Hi,
I would like to find the orthologs/inparalogs for a set of human genes wide range of species concerning evolutionary distance: bacteria/archaea, fungi, plants...
Initially I've thought of a pairwise method such as Inparanoid, but its code performance is not good enough for a large number of proteomes (unless there's another version suitable for MPI or multithreading). I could use other methods based on groups of orthologs (OGs), but I am not quite interested in OGs, since I want to map human genes to distant and closer species/groups.
Any suggestions are very wellcome!
Thanks a lot in advance
Because of the definition of orthology and paralogy, building a phylogenetic tree is the proper way to go but that's usually computationally expensive.
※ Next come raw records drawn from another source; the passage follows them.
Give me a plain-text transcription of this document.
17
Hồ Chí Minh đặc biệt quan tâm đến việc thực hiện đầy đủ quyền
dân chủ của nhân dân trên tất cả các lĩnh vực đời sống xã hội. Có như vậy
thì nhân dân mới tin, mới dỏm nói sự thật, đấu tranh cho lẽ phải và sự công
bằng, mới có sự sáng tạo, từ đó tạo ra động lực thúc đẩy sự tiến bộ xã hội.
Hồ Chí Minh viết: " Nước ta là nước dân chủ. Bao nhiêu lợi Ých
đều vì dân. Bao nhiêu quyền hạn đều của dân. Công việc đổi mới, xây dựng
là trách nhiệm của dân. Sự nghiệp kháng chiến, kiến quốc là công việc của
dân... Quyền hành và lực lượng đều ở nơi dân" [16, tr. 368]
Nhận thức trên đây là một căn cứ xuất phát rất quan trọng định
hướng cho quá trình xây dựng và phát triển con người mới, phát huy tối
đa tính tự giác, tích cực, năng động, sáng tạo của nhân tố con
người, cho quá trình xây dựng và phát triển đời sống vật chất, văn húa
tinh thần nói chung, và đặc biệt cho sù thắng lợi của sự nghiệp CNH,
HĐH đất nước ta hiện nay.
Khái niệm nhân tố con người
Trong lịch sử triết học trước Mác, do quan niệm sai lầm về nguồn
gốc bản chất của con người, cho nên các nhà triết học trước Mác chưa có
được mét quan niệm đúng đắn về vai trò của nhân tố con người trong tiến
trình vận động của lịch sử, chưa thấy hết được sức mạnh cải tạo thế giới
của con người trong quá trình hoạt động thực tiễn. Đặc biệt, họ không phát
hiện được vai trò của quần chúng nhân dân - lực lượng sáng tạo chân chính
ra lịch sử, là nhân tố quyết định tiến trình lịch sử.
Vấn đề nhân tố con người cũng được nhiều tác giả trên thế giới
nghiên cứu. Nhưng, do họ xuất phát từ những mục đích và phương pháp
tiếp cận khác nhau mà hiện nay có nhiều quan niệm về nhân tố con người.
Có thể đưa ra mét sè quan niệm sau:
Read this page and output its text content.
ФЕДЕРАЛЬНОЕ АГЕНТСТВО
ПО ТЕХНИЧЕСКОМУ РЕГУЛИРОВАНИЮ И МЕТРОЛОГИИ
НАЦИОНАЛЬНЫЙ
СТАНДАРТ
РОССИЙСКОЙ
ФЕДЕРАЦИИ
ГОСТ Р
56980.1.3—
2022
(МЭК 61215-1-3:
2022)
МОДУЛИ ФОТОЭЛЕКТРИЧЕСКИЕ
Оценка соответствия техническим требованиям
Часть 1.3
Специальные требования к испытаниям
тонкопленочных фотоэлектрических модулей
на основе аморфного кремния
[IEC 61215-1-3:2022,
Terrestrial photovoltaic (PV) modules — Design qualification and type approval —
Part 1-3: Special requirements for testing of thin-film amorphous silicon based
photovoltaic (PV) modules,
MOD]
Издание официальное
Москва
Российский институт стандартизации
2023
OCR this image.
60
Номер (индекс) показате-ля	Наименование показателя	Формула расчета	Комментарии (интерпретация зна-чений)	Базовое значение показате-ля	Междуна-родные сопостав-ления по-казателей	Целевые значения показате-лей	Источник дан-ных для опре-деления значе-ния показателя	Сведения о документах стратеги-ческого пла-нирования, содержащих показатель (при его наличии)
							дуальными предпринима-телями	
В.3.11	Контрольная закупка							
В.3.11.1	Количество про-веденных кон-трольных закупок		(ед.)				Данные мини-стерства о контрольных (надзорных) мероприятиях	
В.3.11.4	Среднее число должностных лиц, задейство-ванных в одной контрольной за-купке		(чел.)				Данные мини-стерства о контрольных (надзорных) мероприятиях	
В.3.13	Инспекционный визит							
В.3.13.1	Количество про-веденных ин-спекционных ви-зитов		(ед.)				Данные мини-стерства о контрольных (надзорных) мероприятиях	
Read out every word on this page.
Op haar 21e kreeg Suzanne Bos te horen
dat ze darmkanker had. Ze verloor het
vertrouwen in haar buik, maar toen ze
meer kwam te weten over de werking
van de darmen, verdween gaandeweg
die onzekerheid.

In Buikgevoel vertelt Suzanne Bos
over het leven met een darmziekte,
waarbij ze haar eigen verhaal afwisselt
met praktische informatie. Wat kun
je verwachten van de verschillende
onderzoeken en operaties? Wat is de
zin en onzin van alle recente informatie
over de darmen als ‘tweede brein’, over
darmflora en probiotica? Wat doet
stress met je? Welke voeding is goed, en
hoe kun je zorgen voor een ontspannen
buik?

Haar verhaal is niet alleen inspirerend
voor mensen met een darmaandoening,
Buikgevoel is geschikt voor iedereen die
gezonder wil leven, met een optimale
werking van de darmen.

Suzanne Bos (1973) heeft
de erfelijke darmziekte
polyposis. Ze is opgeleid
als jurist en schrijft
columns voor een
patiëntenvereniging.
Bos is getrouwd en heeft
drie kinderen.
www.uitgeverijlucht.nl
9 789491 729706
The main strategy to avoid this is to rely on pairwise alignment and clustering (e.g. OrthoMCL, COG, InParanoid ...). However, without building a phylogenetic tree, detection of inparalogs may be difficult/inaccurate and distant homologies are hard to detect with pairwise alignments. For some ideas on how to proceed, have a look at the TreeFam paper, the approach is used by EnsEMBL so it seems scalable enough. For any serious phylogeny work, you would need a compute farm. My suggestion would be to start from some existing resource and add the missing pieces. For example, you could start from existing Treefam trees and add the genes from the missing species.